I first made this jam at a Summer Preserves class a few years ago. I’d have gone with 2/3 rhubarb to 1/3 strawberries but one of the guests was not so keen on rhubarb so we made it the other way round. As both strawberries and rhubarb are low in pectin we used a jam sugar, which has pectin added, and the juice of a lemon. I find the lemon also adds to the flavour, giving it an extra lift on the palate. I don’t like a hard set jam so we used 10% less sugar than fruit as opposed to the normal 1:1 fruit:sugar ratio.
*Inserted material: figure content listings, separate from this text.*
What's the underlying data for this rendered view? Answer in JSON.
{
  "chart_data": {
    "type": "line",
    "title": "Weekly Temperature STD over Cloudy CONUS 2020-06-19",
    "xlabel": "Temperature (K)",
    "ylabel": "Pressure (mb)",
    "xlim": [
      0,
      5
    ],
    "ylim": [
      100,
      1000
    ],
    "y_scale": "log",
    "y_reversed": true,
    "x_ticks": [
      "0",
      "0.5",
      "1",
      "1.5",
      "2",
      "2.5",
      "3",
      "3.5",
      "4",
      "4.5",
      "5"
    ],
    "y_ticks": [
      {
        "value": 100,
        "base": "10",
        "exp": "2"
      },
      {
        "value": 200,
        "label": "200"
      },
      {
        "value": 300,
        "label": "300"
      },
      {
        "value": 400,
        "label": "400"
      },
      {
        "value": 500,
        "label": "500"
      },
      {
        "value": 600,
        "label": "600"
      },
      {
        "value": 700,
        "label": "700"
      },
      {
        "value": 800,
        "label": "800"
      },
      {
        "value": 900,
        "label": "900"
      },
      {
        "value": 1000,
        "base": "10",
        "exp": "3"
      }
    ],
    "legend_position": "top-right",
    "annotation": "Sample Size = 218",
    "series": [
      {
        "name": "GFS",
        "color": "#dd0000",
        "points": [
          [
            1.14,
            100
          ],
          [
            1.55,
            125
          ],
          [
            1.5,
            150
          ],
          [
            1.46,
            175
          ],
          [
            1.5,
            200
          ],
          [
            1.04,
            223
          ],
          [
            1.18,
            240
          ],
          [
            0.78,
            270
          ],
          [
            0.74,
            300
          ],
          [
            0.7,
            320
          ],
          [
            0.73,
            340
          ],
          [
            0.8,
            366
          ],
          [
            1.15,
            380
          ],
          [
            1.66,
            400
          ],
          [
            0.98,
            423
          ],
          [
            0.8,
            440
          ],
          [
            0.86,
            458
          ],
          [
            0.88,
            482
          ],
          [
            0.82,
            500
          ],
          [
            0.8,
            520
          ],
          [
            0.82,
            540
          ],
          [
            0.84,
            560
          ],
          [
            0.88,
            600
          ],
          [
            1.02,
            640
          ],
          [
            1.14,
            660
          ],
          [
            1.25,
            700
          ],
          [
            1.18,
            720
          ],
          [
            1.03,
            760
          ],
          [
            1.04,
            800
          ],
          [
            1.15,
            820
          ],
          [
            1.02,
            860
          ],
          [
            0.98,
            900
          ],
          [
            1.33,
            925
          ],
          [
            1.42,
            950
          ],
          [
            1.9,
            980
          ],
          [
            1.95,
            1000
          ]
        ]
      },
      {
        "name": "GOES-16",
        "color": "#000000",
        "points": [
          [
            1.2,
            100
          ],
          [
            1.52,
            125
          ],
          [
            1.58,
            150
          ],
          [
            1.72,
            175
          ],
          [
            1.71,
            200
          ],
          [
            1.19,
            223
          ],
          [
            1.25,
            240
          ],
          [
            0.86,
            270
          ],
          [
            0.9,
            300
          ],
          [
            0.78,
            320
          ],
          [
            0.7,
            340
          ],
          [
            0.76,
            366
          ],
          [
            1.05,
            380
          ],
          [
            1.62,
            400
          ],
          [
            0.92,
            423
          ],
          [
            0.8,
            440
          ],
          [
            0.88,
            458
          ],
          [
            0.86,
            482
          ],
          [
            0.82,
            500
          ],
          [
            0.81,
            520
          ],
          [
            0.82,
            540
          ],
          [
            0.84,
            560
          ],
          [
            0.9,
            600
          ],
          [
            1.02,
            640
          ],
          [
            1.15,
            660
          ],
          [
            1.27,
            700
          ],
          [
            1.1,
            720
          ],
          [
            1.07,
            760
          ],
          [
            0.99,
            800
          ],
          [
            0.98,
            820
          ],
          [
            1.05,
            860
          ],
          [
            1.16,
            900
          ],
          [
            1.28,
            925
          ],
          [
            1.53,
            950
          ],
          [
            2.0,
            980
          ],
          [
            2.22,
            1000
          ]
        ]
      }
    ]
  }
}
The result was a scarlet to light pink jewel of a preserve with pieces of strawberry and rhubarb glistening prettily in it. And the flavour was superb! The rhubarb lifts the flavour of the strawberry giving it a certain je ne sais quoi without being brutishly rhubarby! And whilst I know it would also have been fabulous with 2/3 rhubarb to 1/3 strawberry I am glad that we chose these proportions. So if you’d like to have a go, here’s what we did!
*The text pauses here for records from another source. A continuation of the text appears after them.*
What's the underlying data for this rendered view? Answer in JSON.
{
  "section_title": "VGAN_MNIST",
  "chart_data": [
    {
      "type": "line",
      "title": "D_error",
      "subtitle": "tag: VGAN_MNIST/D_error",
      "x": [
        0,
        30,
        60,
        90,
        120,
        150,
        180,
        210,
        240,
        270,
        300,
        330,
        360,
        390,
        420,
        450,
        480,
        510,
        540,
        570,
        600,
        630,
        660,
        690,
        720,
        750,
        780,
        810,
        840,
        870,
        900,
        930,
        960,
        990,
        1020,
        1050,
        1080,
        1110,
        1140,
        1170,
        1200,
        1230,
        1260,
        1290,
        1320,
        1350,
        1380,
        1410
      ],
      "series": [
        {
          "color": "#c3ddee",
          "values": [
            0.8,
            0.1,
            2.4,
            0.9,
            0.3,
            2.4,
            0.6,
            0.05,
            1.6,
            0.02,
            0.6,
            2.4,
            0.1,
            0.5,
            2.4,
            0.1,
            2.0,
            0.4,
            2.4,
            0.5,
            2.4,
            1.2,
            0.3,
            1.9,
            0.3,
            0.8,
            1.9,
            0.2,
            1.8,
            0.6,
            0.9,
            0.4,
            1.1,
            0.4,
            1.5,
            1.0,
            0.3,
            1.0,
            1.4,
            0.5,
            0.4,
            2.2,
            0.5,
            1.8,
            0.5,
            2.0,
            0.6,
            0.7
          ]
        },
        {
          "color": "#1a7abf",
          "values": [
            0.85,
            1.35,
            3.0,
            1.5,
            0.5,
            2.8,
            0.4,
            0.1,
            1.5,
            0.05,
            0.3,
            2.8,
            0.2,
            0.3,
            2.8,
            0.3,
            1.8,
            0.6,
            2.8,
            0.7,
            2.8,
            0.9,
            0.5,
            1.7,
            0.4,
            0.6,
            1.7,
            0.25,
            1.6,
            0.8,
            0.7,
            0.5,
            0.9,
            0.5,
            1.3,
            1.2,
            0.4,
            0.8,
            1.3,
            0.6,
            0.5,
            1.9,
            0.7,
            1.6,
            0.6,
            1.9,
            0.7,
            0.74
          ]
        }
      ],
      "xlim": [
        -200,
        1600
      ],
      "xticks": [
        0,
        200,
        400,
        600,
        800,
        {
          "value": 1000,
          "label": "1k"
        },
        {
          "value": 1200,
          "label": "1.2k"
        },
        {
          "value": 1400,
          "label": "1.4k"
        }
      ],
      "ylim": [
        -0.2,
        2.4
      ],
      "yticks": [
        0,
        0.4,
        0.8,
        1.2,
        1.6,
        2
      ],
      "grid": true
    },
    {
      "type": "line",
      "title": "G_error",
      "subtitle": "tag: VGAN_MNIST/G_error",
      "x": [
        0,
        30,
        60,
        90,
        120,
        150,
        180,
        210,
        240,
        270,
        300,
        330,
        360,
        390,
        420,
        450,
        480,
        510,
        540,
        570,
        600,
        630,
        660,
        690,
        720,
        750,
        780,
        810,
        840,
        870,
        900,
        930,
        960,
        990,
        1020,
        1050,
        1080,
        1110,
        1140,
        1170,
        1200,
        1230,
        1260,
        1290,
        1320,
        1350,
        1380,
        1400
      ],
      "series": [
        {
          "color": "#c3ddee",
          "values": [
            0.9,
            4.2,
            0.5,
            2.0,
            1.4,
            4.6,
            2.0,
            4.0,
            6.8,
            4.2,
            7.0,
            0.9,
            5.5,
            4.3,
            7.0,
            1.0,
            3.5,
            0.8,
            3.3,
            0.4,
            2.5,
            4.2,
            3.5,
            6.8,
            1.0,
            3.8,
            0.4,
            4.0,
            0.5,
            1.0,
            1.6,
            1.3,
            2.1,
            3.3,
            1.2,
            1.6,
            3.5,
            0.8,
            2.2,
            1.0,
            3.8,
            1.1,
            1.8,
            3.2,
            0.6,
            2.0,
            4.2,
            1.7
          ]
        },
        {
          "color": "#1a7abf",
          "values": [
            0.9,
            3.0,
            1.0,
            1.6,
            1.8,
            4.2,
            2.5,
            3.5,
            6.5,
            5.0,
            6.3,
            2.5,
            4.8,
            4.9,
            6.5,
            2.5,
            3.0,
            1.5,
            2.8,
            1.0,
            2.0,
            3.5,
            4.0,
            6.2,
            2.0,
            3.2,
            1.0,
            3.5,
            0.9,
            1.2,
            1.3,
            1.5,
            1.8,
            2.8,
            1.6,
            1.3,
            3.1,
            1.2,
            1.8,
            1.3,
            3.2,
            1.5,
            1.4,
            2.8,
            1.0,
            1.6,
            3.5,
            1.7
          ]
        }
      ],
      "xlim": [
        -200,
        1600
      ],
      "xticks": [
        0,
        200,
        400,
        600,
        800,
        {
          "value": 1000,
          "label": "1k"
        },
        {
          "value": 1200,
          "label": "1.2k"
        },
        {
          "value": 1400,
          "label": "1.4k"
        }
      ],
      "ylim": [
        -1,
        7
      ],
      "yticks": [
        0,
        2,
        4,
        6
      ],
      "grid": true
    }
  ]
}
Strawberry and Rhubarb summer jam
- 1 kg strawberries, hulled
- 500gr rhubarb chopped into 3/4″ pieces
- 1350gr jam sugar (with added pectin)
- Juice of a lemon
- First put a saucer in the freezer ready to test for a set.
- Prep the fruit, and add with the sugar and lemon juice to a large heavy based pan or preserving pan. Leave to macerate for an hour or so, stirring from time to time to combine and begin to dissolve the sugar.
- Then heat the fruit and sugar gently to soften the fruit further and dissolve the sugar.
- Once it is all dissolved turn the heat up high and bring to a rolling boil, stirring occasionally and watching carefully.
- Test for a set after 5 minutes by dropping a teaspoon of the jam onto the saucer and pushing with your finger. If it wrinkles it’s ready. If not keep testing every minute or so.
- Once setting point is reached leave to cool slightly before potting in clean sterilised jars. Makes 6 jars of beautiful, summery, fresh tasting jam.
This jam would be equally delicious with differing proportions of the fruit. Just maintain 9/10 sugar to fruit and you’ll be fine!